For best results, always use good quality power shears with sharp blades. If you have lots to do, always bring a jerry can with you and keep it close by so there isn’t any unnecessary walking. Ear and eye protection is mandatory and I’m assuming everyone is always protected.
If you know your site well then this won’t be a problem. But when I prune on a new site for the first time I always ask about exceptions because they do exist. For example, some clients prefer more natural looking shrubs so you have to prune gently. Other exceptions are laurel hedge tops to be left almost untouched because they block parking stall car light beams.
I can not overemphasize this: great clean-up work that matches the pruning job is a must. I often have to go behind our crews and double-check because inevitably two big problems arise.
One problem is debris left on top. It looks fine on your pruning day but one week later you start noticing brown branches on top of green shrubs and hedges. And your clients notice, too. So always train your crews to pick debris off the tops.
Another problem is clean-up raking. This is where many workers struggle because they have to clean-up really well without removing too much soil; and they have to reach into tight spots which often gets very old. And quickly.
Again, it’s the foreman’s job to double-check before workers move on.

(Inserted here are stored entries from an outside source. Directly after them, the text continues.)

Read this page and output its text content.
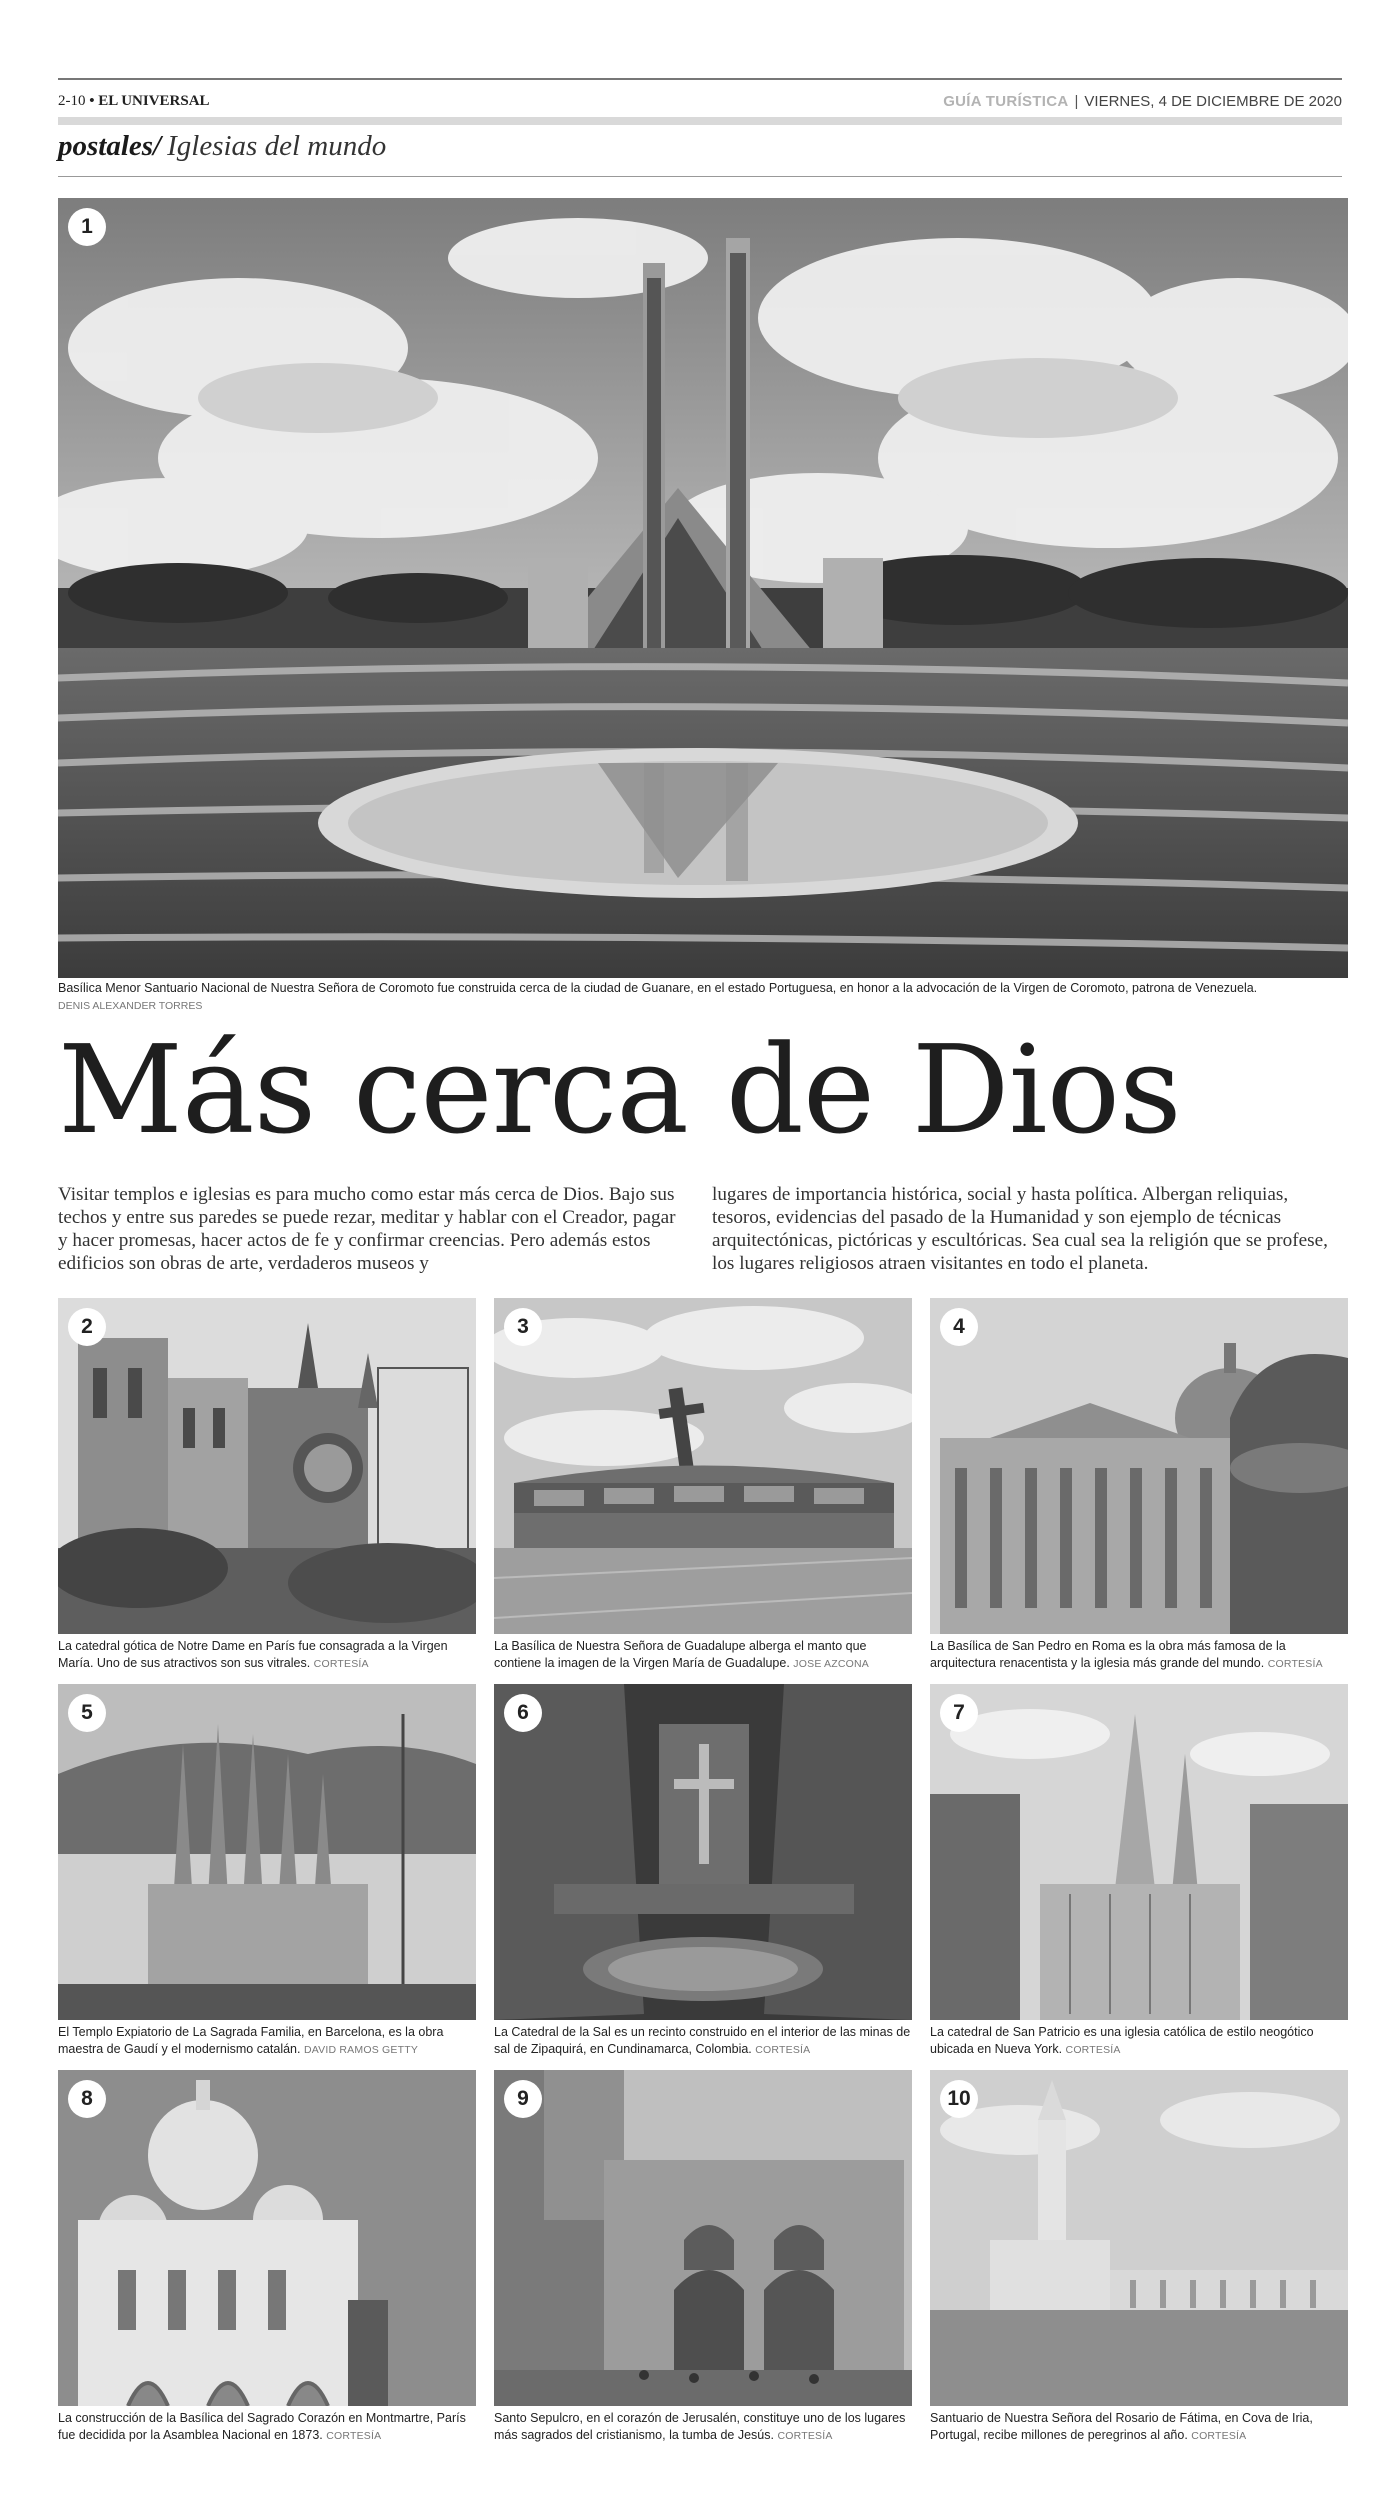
2-10 • EL UNIVERSAL	GUÍA TURÍSTICA | VIERNES, 4 DE DICIEMBRE DE 2020
postales/ Iglesias del mundo
1
Basílica Menor Santuario Nacional de Nuestra Señora de Coromoto fue construida cerca de la ciudad de Guanare, en el estado Portuguesa, en honor a la advocación de la Virgen de Coromoto, patrona de Venezuela.
DENIS ALEXANDER TORRES
Más cerca de Dios
Visitar templos e iglesias es para mucho como estar más cerca de Dios. Bajo sus techos y entre sus paredes se puede rezar, meditar y hablar con el Creador, pagar y hacer promesas, hacer actos de fe y confirmar creencias. Pero además estos edificios son obras de arte, verdaderos museos y
lugares de importancia histórica, social y hasta política. Albergan reliquias, tesoros, evidencias del pasado de la Humanidad y son ejemplo de técnicas arquitectónicas, pictóricas y escultóricas. Sea cual sea la religión que se profese, los lugares religiosos atraen visitantes en todo el planeta.
2
La catedral gótica de Notre Dame en París fue consagrada a la Virgen María. Uno de sus atractivos son sus vitrales. CORTESÍA
3
La Basílica de Nuestra Señora de Guadalupe alberga el manto que contiene la imagen de la Virgen María de Guadalupe. JOSE AZCONA
4
La Basílica de San Pedro en Roma es la obra más famosa de la arquitectura renacentista y la iglesia más grande del mundo. CORTESÍA
5
El Templo Expiatorio de La Sagrada Familia, en Barcelona, es la obra maestra de Gaudí y el modernismo catalán. DAVID RAMOS GETTY
6
La Catedral de la Sal es un recinto construido en el interior de las minas de sal de Zipaquirá, en Cundinamarca, Colombia. CORTESÍA
7
La catedral de San Patricio es una iglesia católica de estilo neogótico ubicada en Nueva York. CORTESÍA
8
La construcción de la Basílica del Sagrado Corazón en Montmartre, París fue decidida por la Asamblea Nacional en 1873. CORTESÍA
9
Santo Sepulcro, en el corazón de Jerusalén, constituye uno de los lugares más sagrados del cristianismo, la tumba de Jesús. CORTESÍA
10
Santuario de Nuestra Señora del Rosario de Fátima, en Cova de Iria, Portugal, recibe millones de peregrinos al año. CORTESÍA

The ultimate sin is skipping clean-up altogether, say, in tight spaces between shrubs. There is no easy way to do the clean-up. It must match the pruning job.
Below are some examples of finished clean-up jobs. Yes, finished. It’s obvious the workers skipped the clean-up and the foreman didn’t check. The effect is horrific; it’s not even close to average when what we need is world class.
Mid-season pruning can be extremely demanding, especially when sites are huge. The key to mid-season pruning success is perfect clean-ups. Nothing can be skipped and the aim should always be to match the clean-up with your pruning job quality. Aim for world class!